Posted under Uncategorized
Daniel Larison makes an important point here. Leftist and moderate conventional wisdom is that the GOP Presidential nomination is controlled by conservative ideologues. This is simply not true. You can’t win the GOP nomination and violate certain Republican orthodoxies such as taxes, abortion and guns, but as long as you have checked all the boxes, the GOP generally nominates the relatively moderate choice of the Establishment. Part of this is because there are often a lot of conservative candidates competing in the primary against one (by nature) Establishment choice, but the conservative movement hasn’t done a good job of fielding consensus picks if such candidates even exist. 2000 was unique in that conservatives rallied around the Establishment candidate, Bush II, rather quickly.
The Republican Party has a tendency to nominate the relative moderate in any given presidential field. That has been the rule since 1988. Republican VP selections have so often been “base-pleasing moves to the right” because many conservatives are usually uninspired or even disappointed by the nominee. Republican VP nominees are usually expected to balance the ticket mostly in the sense that they are supposed to compensate for the nominee’s perceived ideological liabilities.

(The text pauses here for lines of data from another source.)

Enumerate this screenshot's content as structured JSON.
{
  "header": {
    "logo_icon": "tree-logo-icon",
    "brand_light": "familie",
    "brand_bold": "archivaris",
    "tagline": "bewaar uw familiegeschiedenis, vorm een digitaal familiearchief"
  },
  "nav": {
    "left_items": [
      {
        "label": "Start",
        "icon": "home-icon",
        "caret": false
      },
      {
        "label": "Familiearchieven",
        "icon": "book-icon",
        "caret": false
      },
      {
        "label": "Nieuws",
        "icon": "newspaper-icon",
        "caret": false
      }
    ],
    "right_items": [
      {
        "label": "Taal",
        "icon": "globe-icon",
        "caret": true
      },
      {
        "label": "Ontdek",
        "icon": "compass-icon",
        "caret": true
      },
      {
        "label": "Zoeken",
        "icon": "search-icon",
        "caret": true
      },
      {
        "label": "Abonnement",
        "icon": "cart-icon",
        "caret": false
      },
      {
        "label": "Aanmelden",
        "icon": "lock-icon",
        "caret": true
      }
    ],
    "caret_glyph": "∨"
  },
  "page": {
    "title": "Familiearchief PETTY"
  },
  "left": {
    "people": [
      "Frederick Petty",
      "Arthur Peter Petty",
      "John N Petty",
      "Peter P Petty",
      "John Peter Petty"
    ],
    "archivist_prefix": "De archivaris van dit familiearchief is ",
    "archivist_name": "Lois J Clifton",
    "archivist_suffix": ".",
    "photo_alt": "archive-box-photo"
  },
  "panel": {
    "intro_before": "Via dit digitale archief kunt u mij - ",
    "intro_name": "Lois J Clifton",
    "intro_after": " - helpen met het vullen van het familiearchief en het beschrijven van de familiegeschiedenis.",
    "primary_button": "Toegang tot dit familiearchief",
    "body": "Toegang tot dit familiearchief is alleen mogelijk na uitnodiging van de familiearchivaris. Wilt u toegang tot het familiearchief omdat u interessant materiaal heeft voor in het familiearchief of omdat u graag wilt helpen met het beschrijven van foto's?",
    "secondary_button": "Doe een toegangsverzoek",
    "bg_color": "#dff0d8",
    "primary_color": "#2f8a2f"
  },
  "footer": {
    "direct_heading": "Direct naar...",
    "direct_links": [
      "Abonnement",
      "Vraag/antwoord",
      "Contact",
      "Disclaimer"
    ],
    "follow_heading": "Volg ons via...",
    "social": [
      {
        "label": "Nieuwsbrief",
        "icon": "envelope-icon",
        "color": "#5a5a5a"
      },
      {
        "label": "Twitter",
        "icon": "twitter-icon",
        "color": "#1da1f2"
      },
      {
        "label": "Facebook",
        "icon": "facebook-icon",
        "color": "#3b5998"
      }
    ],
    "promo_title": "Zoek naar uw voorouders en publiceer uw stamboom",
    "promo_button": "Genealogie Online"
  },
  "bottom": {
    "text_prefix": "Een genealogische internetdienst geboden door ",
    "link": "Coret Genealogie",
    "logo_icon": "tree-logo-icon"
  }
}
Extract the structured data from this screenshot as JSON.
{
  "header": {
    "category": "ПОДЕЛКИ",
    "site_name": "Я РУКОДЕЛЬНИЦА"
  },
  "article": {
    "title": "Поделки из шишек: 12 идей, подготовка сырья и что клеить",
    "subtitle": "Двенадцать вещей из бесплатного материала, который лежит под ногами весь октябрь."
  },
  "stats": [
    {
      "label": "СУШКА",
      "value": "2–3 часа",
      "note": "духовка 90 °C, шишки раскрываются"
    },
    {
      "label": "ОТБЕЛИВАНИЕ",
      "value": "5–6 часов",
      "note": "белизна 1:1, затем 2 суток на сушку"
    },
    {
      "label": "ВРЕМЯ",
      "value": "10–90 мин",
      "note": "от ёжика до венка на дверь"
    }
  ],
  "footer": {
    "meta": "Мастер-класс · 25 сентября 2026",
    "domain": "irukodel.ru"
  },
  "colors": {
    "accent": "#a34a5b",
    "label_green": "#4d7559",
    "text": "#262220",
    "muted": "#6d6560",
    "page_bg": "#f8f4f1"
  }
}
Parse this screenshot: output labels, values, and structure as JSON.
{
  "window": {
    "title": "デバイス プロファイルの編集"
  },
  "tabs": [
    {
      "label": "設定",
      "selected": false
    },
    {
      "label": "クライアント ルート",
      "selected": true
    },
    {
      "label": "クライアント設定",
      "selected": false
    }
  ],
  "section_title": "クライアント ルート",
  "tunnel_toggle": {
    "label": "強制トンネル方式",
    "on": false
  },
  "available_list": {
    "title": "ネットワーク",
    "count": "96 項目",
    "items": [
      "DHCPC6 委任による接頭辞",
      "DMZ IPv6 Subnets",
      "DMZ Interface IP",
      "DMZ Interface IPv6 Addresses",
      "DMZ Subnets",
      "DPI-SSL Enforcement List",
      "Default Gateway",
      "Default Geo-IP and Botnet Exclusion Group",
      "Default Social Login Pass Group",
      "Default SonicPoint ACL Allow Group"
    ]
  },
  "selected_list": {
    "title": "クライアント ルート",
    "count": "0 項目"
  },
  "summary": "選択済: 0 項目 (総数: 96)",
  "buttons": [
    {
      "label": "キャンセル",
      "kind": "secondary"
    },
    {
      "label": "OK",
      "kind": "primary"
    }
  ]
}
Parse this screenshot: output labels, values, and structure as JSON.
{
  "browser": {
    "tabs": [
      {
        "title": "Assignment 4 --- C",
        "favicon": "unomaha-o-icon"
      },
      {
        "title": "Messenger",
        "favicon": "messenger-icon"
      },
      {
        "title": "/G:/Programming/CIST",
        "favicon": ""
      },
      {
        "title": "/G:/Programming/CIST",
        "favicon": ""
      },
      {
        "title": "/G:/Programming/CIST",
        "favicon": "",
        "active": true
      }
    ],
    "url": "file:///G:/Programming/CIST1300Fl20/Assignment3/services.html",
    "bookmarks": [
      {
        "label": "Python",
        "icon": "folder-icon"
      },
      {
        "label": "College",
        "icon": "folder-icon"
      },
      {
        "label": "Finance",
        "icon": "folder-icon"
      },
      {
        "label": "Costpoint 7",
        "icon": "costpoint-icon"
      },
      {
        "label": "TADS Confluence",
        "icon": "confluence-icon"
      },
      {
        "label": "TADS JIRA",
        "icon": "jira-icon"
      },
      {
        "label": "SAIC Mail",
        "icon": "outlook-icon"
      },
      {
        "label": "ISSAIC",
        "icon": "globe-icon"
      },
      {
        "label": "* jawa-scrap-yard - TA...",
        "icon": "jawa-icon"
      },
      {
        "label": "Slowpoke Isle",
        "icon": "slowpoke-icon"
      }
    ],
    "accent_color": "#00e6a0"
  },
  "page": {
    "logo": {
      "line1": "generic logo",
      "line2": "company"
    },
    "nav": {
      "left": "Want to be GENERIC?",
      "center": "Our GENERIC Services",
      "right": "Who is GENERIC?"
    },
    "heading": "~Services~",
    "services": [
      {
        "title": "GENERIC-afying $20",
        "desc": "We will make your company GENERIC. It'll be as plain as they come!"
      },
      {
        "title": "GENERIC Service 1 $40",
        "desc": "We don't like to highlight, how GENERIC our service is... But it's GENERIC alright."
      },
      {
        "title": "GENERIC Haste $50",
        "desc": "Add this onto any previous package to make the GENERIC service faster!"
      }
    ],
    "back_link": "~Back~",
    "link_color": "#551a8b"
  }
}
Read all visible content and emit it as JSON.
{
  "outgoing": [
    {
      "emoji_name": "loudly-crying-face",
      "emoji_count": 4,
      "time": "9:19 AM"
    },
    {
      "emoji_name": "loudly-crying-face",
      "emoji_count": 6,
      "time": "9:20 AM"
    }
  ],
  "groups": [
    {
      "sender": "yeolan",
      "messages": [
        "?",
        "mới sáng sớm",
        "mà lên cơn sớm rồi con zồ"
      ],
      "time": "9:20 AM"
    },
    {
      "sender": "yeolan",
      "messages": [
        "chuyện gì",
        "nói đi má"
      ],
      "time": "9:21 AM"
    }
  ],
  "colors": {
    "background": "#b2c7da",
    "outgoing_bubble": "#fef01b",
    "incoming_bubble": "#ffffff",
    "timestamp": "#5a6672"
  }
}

The principal reason that 1980 was the last time there was a moderate VP nominee on the Republican ticket is that 1980 was also the last time that a relatively more conservative contender prevailed in an open nominating contest. In every open Republican nominating contest since then, the relative moderate has prevailed over a number of conservative challengers. In every case, the relative moderate was considered the early front-runner or heir apparent, very conservative rank-and-file voters and activists were dissatisfied that the party had “settled” for the relative moderate, and the nominee sought to appease them by choosing a running mate that would satisfy them.
When will conservatives learn? They are the Republican Party’s fools. This is why I say, work in the GOP in the primary, but you have to be willing to vote third party in the general if you are dissatisfied. What else is going to change this dynamic?